On June 2, Amazon announced plans to provide extra benefits after several employees had called for the company to do more for their workers. According to CNBC, from June 2 through October 2, every one of Amazon’s 650,000 full and part-time U.S. employees will have access to 10 days of subsidized emergency backup child or adult care. The offer has been extended to all Amazon and Whole Foods employees.

Amazon was pressured by more than 1,800 workers to step up and do more for workers who are juggling work and family. The company is providing backup child care in response to the challenges workers are experiencing during the pandemic crisis, the company told the news outlet.

In a press release posted on Amazon’s blog, the company outlined its decision to offer the new temporary benefit. Amazon mentioned that it had heard from employees who were having difficulty meeting the needs of both work and those in their care – both children and adults requiring elder care.

Senior Vice President of Human Resources Beth Galetti said in a statement that the new option would be an addition to the current benefits the company offers to its staff.

Amazon said that it would be using Care.com, a company that that helps families find child care, senior care, and special-needs care for their loved ones. The use of Care.com will give Amazon’s workers the ability to request backup child care online or through the company’s official app.

According to the details the company has released, Amazon will cover more than 90 percent of the cost of the child-care service. Employees will be required to pay a small co-pay of $25 per day for any in-center service, or $5 per hour for any in-home adult or child care. The company said it is allotting 10 full days per employee under the subsidized benefit.

Amazon said it would invest “several million dollars” over the next few months to extend this relief to its workers during the coronavirus pandemic.
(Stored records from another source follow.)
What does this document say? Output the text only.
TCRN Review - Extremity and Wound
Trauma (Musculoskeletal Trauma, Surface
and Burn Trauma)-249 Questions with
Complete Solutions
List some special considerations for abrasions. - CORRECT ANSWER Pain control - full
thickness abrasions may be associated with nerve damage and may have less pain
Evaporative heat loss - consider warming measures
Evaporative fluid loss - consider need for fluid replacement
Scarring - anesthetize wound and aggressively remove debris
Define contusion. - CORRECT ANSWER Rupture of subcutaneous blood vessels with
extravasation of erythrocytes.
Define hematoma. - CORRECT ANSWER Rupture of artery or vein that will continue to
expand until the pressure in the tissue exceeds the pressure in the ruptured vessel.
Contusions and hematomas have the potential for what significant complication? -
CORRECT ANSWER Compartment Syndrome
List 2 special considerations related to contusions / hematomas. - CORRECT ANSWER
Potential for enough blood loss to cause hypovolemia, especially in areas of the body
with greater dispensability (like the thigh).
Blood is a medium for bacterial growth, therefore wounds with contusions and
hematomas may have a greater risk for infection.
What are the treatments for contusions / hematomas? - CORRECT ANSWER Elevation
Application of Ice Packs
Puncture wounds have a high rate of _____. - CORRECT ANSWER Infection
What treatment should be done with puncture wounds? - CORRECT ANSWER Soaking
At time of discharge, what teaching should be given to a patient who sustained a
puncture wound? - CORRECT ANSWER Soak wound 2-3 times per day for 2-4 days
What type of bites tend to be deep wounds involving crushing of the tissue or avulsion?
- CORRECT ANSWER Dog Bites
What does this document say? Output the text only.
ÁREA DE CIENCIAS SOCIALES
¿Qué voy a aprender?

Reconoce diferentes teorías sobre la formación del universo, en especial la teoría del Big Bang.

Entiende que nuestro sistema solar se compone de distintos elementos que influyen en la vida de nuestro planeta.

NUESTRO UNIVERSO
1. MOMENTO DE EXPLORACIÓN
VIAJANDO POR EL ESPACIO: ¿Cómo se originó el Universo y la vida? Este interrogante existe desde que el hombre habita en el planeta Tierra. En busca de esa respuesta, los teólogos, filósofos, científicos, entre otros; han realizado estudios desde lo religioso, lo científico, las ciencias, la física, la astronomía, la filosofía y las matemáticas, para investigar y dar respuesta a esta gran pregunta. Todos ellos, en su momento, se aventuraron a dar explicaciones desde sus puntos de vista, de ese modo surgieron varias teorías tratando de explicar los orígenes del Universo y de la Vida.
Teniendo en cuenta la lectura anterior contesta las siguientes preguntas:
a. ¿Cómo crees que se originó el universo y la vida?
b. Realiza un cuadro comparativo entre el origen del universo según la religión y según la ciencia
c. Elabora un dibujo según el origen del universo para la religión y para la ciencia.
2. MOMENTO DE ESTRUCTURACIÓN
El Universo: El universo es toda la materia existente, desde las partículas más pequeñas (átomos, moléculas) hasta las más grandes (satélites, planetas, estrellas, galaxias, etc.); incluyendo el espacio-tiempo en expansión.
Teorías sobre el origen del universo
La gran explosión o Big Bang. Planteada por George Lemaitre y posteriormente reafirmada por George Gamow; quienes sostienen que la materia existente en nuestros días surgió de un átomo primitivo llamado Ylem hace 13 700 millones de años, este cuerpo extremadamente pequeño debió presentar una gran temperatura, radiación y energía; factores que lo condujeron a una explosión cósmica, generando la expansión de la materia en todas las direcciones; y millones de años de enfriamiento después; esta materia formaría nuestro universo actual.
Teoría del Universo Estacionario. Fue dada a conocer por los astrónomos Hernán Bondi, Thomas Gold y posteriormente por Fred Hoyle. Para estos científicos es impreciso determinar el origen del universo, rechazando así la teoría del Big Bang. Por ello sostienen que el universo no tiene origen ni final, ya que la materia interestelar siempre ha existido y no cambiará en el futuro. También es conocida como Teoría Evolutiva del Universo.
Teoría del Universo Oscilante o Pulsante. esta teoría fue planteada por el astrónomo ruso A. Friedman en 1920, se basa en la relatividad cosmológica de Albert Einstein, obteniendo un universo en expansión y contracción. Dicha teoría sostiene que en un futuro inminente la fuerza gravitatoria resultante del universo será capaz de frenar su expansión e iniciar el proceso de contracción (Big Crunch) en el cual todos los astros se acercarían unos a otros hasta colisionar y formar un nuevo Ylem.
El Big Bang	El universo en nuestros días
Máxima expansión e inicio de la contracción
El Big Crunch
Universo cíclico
Amazon was upfront in acknowledging that its new benefit was a direct result of hearing feedback and concerns from employees – specifically a group of mothers who called themselves “Momazonians,” or moms who work at Amazon.

“They told us that helping them access affordable quality childcare was a top priority for families during this time,” the company wrote in its blog.

As previously reported, Amazon has been criticized over how it handled workers who were battling coronavirus.